There's a million threads out there about this. Try searching for stuff like this, I've found pretty much any question I ever have has already been answered. This place is a library!

Also, I hope you have better luck on the BB Cream Ale. It was my first kit and didn't come out well, but I fermented far too warm (75ish F degrees ambient).

Revvy 11-09-2011 02:00 AM

My beers get bottled a minimum of 1 month after I pitch my yeast. 95% of my beers stay in primary....The other 5 percent, the ones that I rack to secondary if I am adding oak, or fruit, get transferred to secondary at around the two week mark, and stay for a minimum of another 2 weeks....

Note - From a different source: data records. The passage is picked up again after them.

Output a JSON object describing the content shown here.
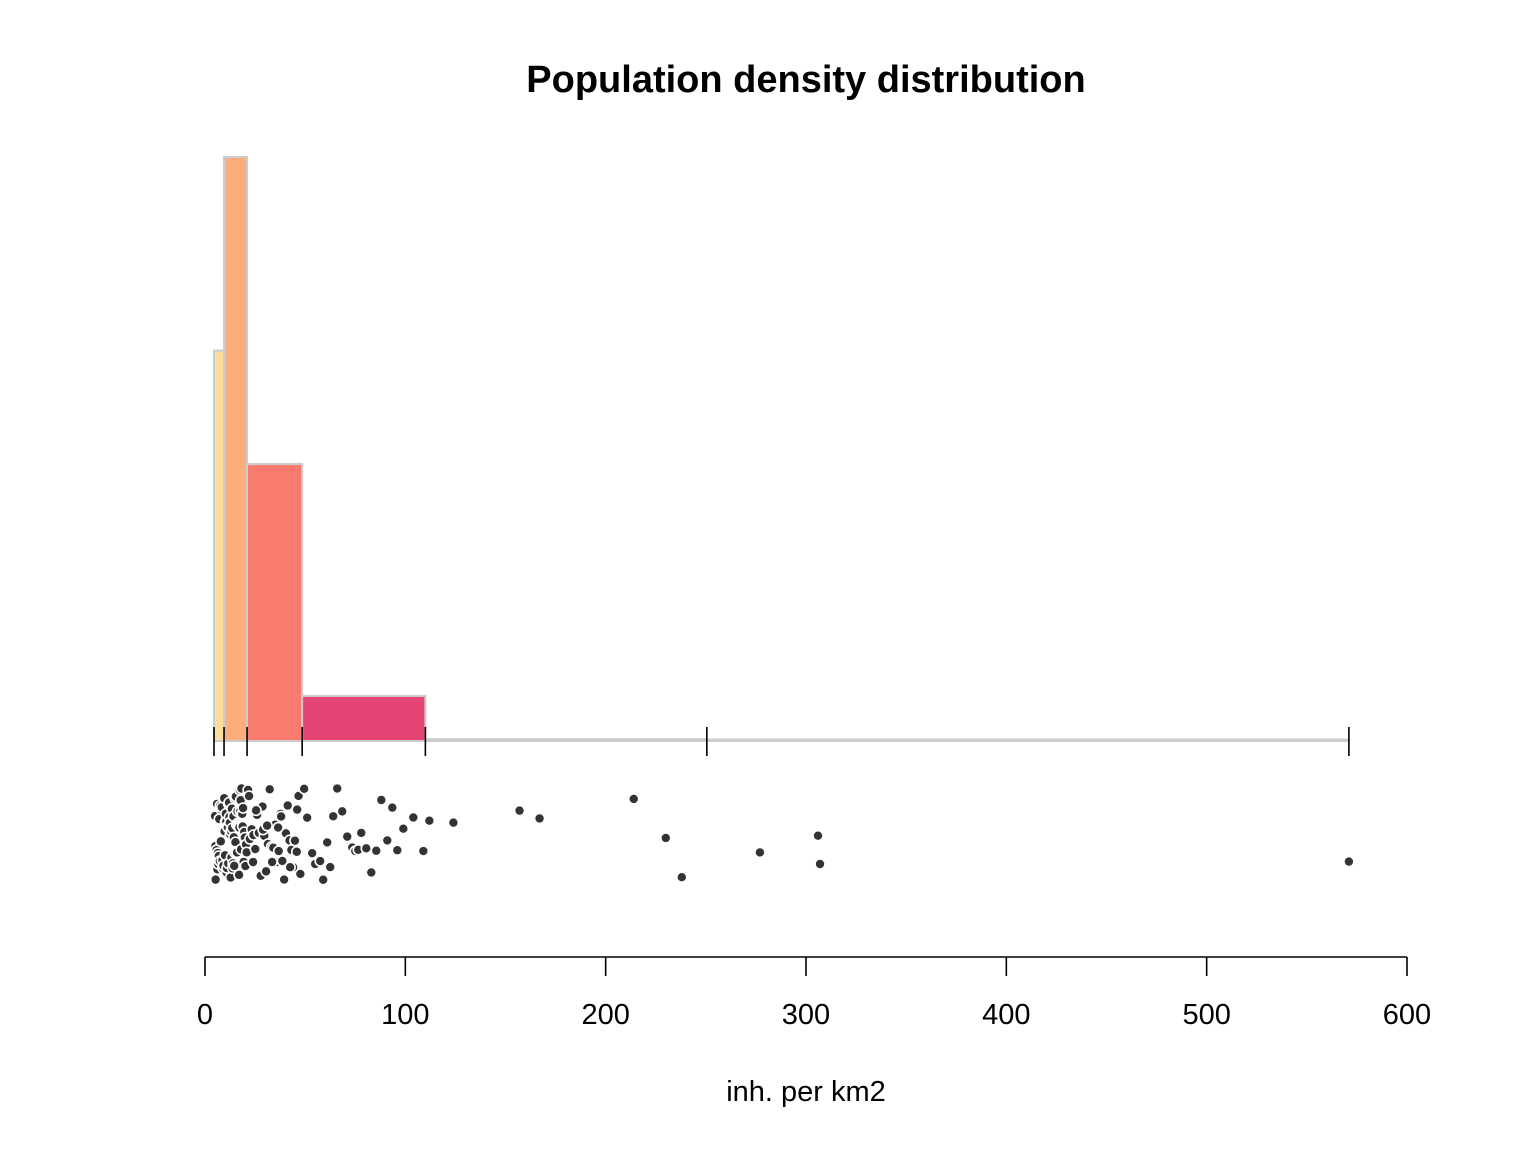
{
  "chart_data": {
    "type": "histogram",
    "title": "Population density distribution",
    "xlabel": "inh. per km2",
    "xlim": [
      0,
      600
    ],
    "x_ticks": [
      0,
      100,
      200,
      300,
      400,
      500,
      600
    ],
    "x_tick_labels": [
      "0",
      "100",
      "200",
      "300",
      "400",
      "500",
      "600"
    ],
    "class_breaks": [
      4.5,
      9.5,
      21,
      48.5,
      110,
      250.5,
      571
    ],
    "bins": [
      {
        "from": 4.5,
        "to": 9.5,
        "density": 0.0234,
        "color": "#FDDCA0"
      },
      {
        "from": 9.5,
        "to": 21,
        "density": 0.035,
        "color": "#FCAD7E"
      },
      {
        "from": 21,
        "to": 48.5,
        "density": 0.0166,
        "color": "#F87B6E"
      },
      {
        "from": 48.5,
        "to": 110,
        "density": 0.0027,
        "color": "#E44574"
      },
      {
        "from": 110,
        "to": 250.5,
        "density": 0.00011,
        "color": "#B3306D"
      },
      {
        "from": 250.5,
        "to": 571,
        "density": 2e-05,
        "color": "#7E2B74"
      }
    ],
    "histogram_ylim": [
      0,
      0.035
    ],
    "outline_color": "#CCCCCC",
    "point_color": "#333333",
    "points": [
      4.8,
      5.0,
      5.1,
      5.3,
      5.5,
      5.8,
      6.0,
      6.2,
      6.4,
      6.7,
      6.9,
      7.1,
      7.4,
      7.6,
      7.9,
      8.1,
      8.4,
      8.7,
      8.9,
      9.2,
      9.6,
      9.8,
      10.0,
      10.2,
      10.4,
      10.6,
      10.8,
      11.0,
      11.2,
      11.4,
      11.6,
      11.8,
      12.0,
      12.2,
      12.4,
      12.6,
      12.8,
      13.0,
      13.2,
      13.4,
      13.6,
      13.8,
      14.0,
      14.2,
      14.4,
      14.6,
      14.8,
      15.0,
      15.2,
      15.4,
      15.6,
      15.8,
      16.0,
      16.2,
      16.4,
      16.6,
      16.8,
      17.0,
      17.2,
      17.4,
      17.6,
      17.8,
      18.0,
      18.2,
      18.4,
      18.6,
      18.8,
      19.0,
      19.3,
      19.6,
      19.9,
      20.2,
      20.5,
      20.8,
      21.5,
      22.4,
      23.3,
      24.2,
      25.1,
      26.0,
      26.9,
      27.8,
      28.7,
      29.6,
      30.5,
      31.4,
      32.3,
      33.2,
      34.1,
      35.0,
      35.9,
      36.8,
      37.7,
      38.6,
      39.5,
      40.4,
      41.3,
      42.2,
      43.1,
      44.0,
      44.9,
      45.8,
      46.7,
      47.6,
      22.0,
      25.5,
      29.0,
      33.5,
      38.0,
      42.5,
      46.0,
      24.0,
      31.0,
      36.5,
      49.5,
      51.0,
      53.5,
      55.0,
      57.5,
      59.0,
      61.0,
      62.5,
      64.0,
      66.0,
      68.5,
      71.0,
      73.5,
      75.0,
      76.5,
      78.0,
      80.5,
      83.0,
      85.5,
      88.0,
      91.0,
      93.5,
      96.0,
      99.0,
      104.0,
      109.0,
      112.0,
      124.0,
      157.0,
      167.0,
      214.0,
      230.0,
      238.0,
      277.0,
      306.0,
      307.0,
      571.0
    ]
  }
}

You'll find that if you throw out your kit instructions and leave your beer alone for around a month, that it will greatly improve, especially if you allow prolonged contact in primary with the fermentation yeast.

John Palmer talks about it in How to Brew.


Leaving an ale beer in the primary fermentor for a total of 2-3 weeks (instead of just the one week most kits recommend), will provide time for the conditioning reactions and improve the beer. This extra time will also let more sediment settle out before bottling, resulting in a clearer beer and easier pouring. And, three weeks in the primary fermentor is usually not enough time for off-flavors to occur.
If you haven't read the discusion in here, I suggest you do. This topic has pretty much been done to death there. http://www.homebrewtalk.com/f163/sec...-weigh-176837/

SInce you already racked, I'd leave it a minimum of 2 weeks, more like three.

Your beer will thank you.

bjl110 11-09-2011 02:03 AM

As you can see, most people say 3 weeks minimum. However, I bottled a low grav blond on day 9 and it was delicious. In fact, until this most recent batch, it was my best beer to date. If it is low grav and not too roasty, you can push it, but you will probably have a better product if you dont. Just make sure you've reached terminal gravity (use your hydrometer!). Don't want any bottle bombs!